« Il existe une voie pour une application éthique d'une aide active à mourir, à certaines conditions strictes, avec lesquelles il est inacceptable de transiger ». Dans son avis 139 rendu le 13 septembre, le Comité consultatif national d'éthique (CCNE) trace un nouvel équilibre entre autonomie et solidarité pour modifier le cadre actuel de la fin de vie en France.
Si une évolution est envisageable, c'est que l'encadrement élaboré à travers quatre lois depuis 1999 ne répond pas à toutes les situations. La dernière loi Leonetti-Claeys de 2016 permet bien aux personnes atteintes d'une affection grave et incurable et présentant des souffrances réfractaires, au pronostic vital engagé à court terme, c'est-à-dire quelques heures ou jours (y compris lors d'une décision d'arrêt des traitements), de demander une sédation profonde et continue jusqu'au décès.
Mais les personnes très malades dont le pronostic n'est engagé qu'à moyen terme « ne rencontrent pas de solution adaptée à leur détresse », lit-on. « Il peut s'agir de personnes atteintes d'un cancer, pour lesquelles les thérapeutiques ont pu arrêter la maladie à un stade très évolué sans la soigner, et qui souffrent des séquelles ; de personnes avec une maladie neurodégénérative, ou des situations de vieillissement avec polypathologies », détaille le Pr Régis Aubry, spécialiste des soins palliatifs.
Des repères éthiques stricts
Au nom du respect de l'autonomie de la personne, « la possibilité d'un accès légal à une assistance au suicide devrait (donc) être ouverte aux personnes majeures atteintes de maladies graves et incurables, provoquant des souffrances physiques ou psychiques réfractaires, dont le pronostic vital est engagé à moyen terme », quelques semaines voire jusqu'à six mois comme en Oregon, propose le CCNE. Pour rappel, l'assistance au suicide consiste à donner les moyens à une personne de se donner la mort elle-même.
Le CCNE précise qu'une telle demande devrait être exprimée par une personne autonome dans ses choix, de façon libre, éclairée et réitérée.

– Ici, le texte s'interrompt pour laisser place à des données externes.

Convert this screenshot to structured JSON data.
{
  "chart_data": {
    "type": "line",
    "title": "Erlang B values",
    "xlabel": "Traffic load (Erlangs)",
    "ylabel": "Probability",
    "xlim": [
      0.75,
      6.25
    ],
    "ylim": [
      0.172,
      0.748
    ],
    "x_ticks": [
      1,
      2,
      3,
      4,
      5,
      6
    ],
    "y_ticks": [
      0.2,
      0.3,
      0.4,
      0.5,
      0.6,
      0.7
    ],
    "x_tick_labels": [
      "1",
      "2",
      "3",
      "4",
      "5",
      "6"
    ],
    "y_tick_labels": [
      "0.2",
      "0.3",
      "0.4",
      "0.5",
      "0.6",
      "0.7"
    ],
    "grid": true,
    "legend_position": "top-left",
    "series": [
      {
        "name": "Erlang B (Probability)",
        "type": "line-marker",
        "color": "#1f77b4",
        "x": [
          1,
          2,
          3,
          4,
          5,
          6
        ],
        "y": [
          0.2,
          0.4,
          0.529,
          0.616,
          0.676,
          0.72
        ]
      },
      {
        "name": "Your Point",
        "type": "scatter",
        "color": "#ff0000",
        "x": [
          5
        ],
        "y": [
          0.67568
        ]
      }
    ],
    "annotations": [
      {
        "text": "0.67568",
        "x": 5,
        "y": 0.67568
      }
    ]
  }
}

Le médecin aura la responsabilité d'y donner suite (ou non) à l'issue d'une procédure collégiale rassemblant d'autres professionnels de santé (dont un psychiatre et un spécialiste de la douleur) et des proches, par une décision écrite, tracée, argumentée. Au-delà de confirmer les critères médicaux, son rôle sera de « s'assurer que la demande de mourir est bien l'expression d'une volonté », insiste le Pr Aubry, notant que des pressions internes ou externes peuvent parfois amener une personne à demander la mort.
Dissensions sur l'euthanasie
Le médecin doit-il, en plus de prescrire, administrer lui-même le produit létal ? Il s'agit alors de la question de l'euthanasie (acte destiné délibérément à mettre fin à la vie d'une personne à sa demande), l'autre voie de l'aide active à mourir. Les dissensions parcourent la société tout comme le CCNE : certains de ses membres considèrent qu'il y aurait un principe d'égalité à l'ouvrir pour les malades qui n'auraient pas la capacité physique à s'administrer le produit ; d'autres considèrent que la loi ne doit pas établir d'exception à l'interdit de donner la mort et souhaitent que les décisions médicales face à des cas exceptionnels soient laissées à l'appréciation du juge.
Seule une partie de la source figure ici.